The perfect story has all these things and more. It’s one I’ll think about constantly and will read over and over again.
Tana French has written four such stories.
It will take me more than one post to get into the absolute perfection that are the Dublin Murder Squad novels. I don’t even think I have the right words (and I’m someone who spends a great deal of time searching for the right words). Not only are these books unputdownable, the settings remarkably drawn, the characters so real you can taste them, the sentences are so beautiful they make my eyes hurt.
Not one of these novels has a 5-star Amazon review (not that I trust Amazon reviews—more on that later). But at least a few other people have recognized just how beautiful these stories are.
Tana French is everything I aspire to be as a writer. I don’t know if I’ll ever get there, but I’m having a hell of a time on the journey.
I’ll leave you with just a small selection of her beautiful sentences…
“They are running into legend, into sleepover stories and nightmares parents never hear. Down the faint lost paths you would never find alone, skidding round the tumbled stone walls, they stream calls and shoelaces behind them like comet-trails. And who is it waiting on the riverbank with his hands in the willow branches, whose laughter tumbles swaying from a branch high above, whose is the face in the undergrowth in the corner of your eye, built of light and leaf-shadow, there and gone in a blink?”
“What I am telling you, before I begin my story, is this—two things. I crave truth. And I lie.”
“I’d thought I remembered what it was like, every detail, but I’d been wrong: memories are nothing, soft as gauze against the ruthless razor-fineness of that edge, beautiful and lethal, one tiny slip and it’ll slice to the bone.”

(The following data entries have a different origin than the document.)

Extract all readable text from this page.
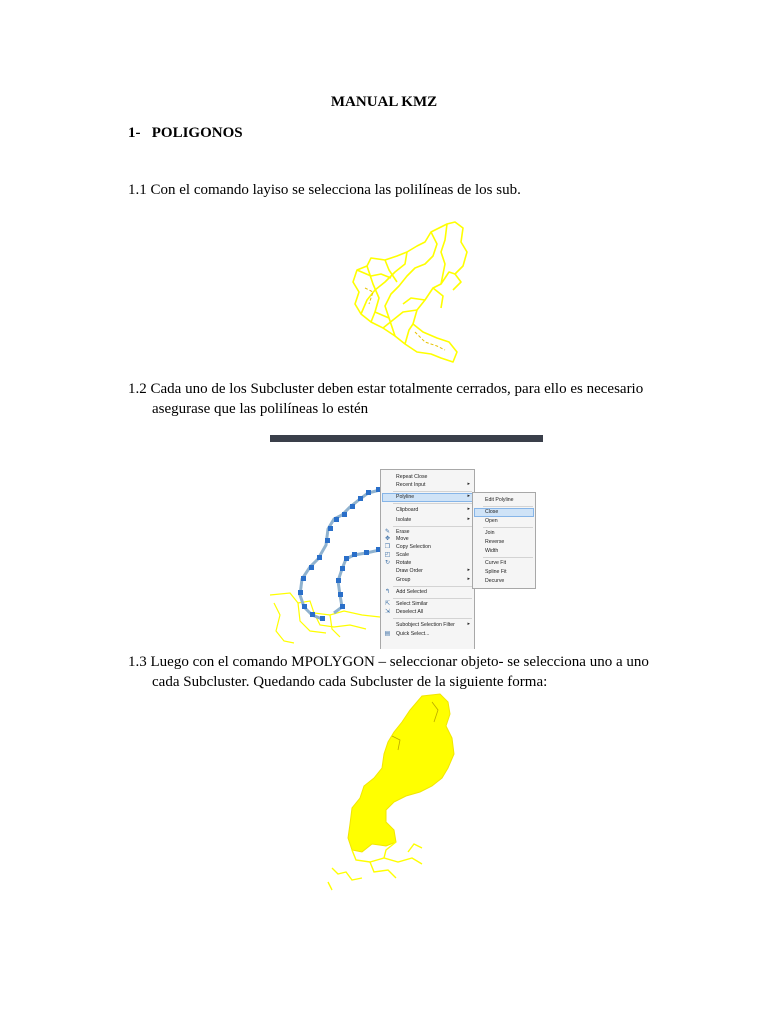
MANUAL KMZ
1- POLIGONOS
1.1 Con el comando layiso se selecciona las polilíneas de los sub.
1.2 Cada uno de los Subcluster deben estar totalmente cerrados, para ello es necesario
asegurase que las polilíneas lo estén
Repeat Close
Recent Input	▸
Polyline	▸
Clipboard	▸
Isolate	▸
✎ Erase
✥ Move
❐ Copy Selection
◰ Scale
↻ Rotate
Draw Order	▸
Group	▸
↰ Add Selected
⇱ Select Similar
⇲ Deselect All
Subobject Selection Filter	▸
▤ Quick Select...
Edit Polyline
Close
Open
Join
Reverse
Width
Curve Fit
Spline Fit
Decurve
1.3 Luego con el comando MPOLYGON – seleccionar objeto- se selecciona uno a uno
cada Subcluster. Quedando cada Subcluster de la siguiente forma:
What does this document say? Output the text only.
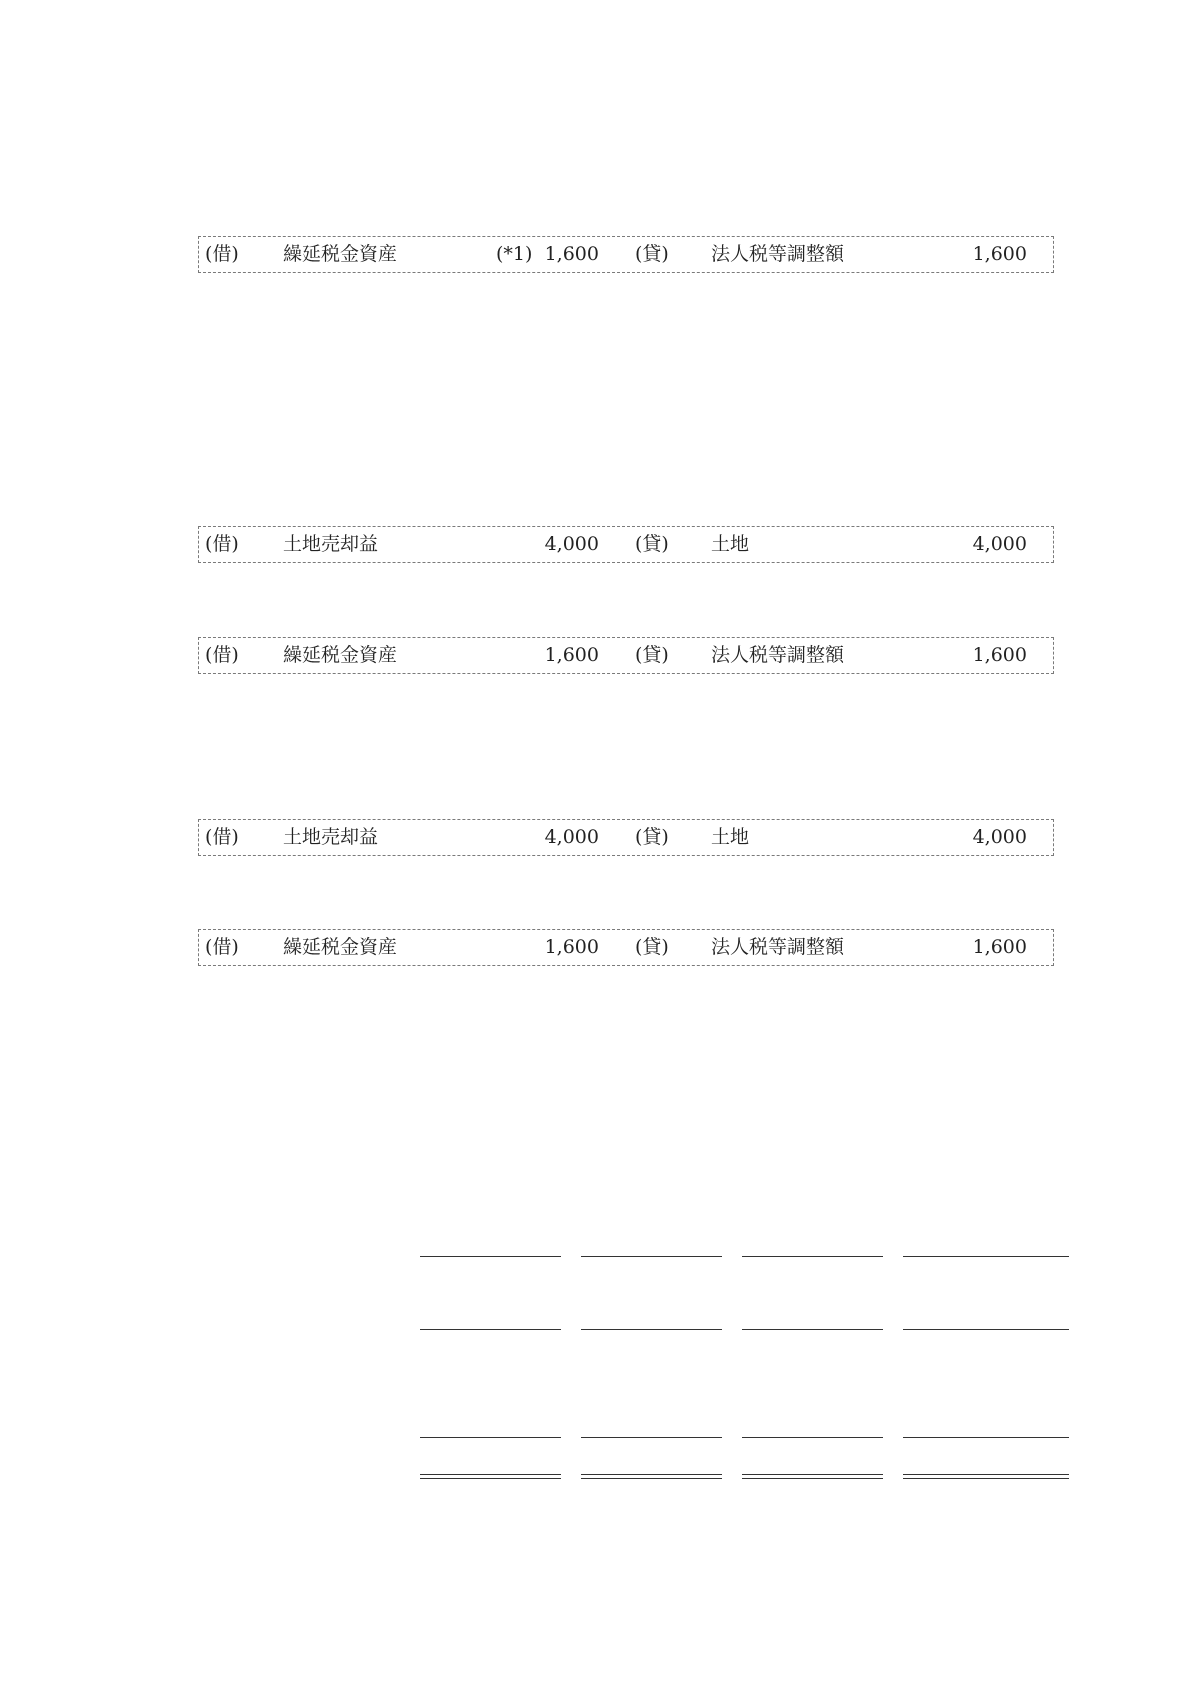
(借) 繰延税金資産	(*1) 1,600 (貸) 法人税等調整額	1,600
(借) 土地売却益	4,000 (貸) 土地	4,000
(借) 繰延税金資産	1,600 (貸) 法人税等調整額	1,600
(借) 土地売却益	4,000 (貸) 土地	4,000
(借) 繰延税金資産	1,600 (貸) 法人税等調整額	1,600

“I had been right: freedom smelled like ozone and thunderstorms and gunpowder all at once, like snow and bonfires and cut grass, it tasted like seawater and oranges.”
“In all your life, only a few moments matter. Mostly you never get a good look at them except in hindsight, long after they’ve zipped past you: the moment when you decided whether to talk to that girl, slow down on that blind bend, stop and find that condom. I was lucky, I guess you could call it. I got to see one of mine face-to-face, and recognize it for what it was. I got to feel the riptide pull of my life spinning around me, one winter night, while I waited in the dark at the top of Faithful Place.”
“Over time, the ghosts of things that happened start to turn distant; once they’ve cut you a couple of million times, their edges blunt on your scar tissue, they wear thin. The ones that slice like razors forever are the ghosts of things that never got the chance to happen.“
If you haven’t already, do yourself a favor and go read these novels. Now.